Researchers conducted a retrospective study to evaluate weight discrimination in adults as a mediator in the association between Body Mass Index (BMI) and moderate/severe pain over time from the English Longitudinal Study of Ageing (ELSA) cohort.
They analyzed data from 3 consecutive waves of the ELSA, BMI and self-reported pain were recorded at wave 4 (2008–2009), perceived weight discrimination at wave 5 (2010–2011), and pain categorized as no/mild or moderate/severe at wave 6 (2012–2013). Generalized linear models evaluated the association between BMI at wave 4, both as a continuous variable and as obesity status (BMI ≥30), and pain at wave 6, with weight discrimination at wave 5 as a mediator. Adjustments were made for demographics and baseline pain. Complete data were available for 5,362 individuals, with post hoc analyses conducted on 3,979 individuals who reported no/mild pain at baseline.
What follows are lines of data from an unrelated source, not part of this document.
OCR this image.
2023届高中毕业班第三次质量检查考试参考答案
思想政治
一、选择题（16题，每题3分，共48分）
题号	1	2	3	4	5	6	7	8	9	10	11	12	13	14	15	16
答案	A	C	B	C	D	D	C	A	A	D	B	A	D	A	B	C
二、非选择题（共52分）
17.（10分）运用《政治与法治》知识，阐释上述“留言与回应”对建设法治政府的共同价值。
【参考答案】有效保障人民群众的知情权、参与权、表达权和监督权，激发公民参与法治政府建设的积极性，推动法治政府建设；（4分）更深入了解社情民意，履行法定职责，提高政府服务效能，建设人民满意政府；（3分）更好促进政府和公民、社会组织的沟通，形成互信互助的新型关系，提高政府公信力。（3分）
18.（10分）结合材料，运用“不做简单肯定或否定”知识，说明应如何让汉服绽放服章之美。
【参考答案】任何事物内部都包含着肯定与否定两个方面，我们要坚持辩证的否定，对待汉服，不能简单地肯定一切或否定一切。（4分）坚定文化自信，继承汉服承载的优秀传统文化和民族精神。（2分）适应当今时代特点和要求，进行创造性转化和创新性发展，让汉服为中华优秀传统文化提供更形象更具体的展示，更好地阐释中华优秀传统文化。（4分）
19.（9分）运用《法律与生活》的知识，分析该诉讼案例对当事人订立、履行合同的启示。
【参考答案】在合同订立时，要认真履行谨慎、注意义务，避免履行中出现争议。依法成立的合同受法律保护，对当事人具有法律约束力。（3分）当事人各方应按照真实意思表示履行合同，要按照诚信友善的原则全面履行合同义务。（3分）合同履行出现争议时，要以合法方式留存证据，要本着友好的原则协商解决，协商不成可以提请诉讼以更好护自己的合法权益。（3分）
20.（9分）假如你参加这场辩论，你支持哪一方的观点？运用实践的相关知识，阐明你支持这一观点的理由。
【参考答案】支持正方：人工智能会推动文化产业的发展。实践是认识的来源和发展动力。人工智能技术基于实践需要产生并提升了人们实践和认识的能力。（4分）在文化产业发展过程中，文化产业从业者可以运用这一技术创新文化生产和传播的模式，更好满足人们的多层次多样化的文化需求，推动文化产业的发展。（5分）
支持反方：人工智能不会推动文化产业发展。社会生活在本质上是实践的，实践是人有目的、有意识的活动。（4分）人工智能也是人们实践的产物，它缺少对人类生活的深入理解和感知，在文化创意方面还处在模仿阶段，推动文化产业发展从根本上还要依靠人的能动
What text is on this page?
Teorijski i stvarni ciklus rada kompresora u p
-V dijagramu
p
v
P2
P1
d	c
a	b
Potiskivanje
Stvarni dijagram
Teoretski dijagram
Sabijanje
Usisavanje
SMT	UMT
The results showed that higher BMI was linked to an increased likelihood of future moderate/severe pain (b=1.05, Standard Error [SE]=0.01, P <.01), with weight discrimination partially mediating this association (b=1.00, SE=0.002, P =.05). Obesity status (BMI ≥30) was also significantly related to pain (b=1.43, SE=0.11, P <.01); however, weight discrimination did not mediate this relationship (P =.13). Post hoc analyses among individuals with no/mild pain at baseline demonstrated that both BMI and obesity status were associated with pain, and weight discrimination mediated both pathways (Ps<.05).
Investigators concluded that weight discrimination played a part in connecting higher BMI to augmented future pain, especially for those initially experiencing minimal pain, showing its potential to worsen pain progression.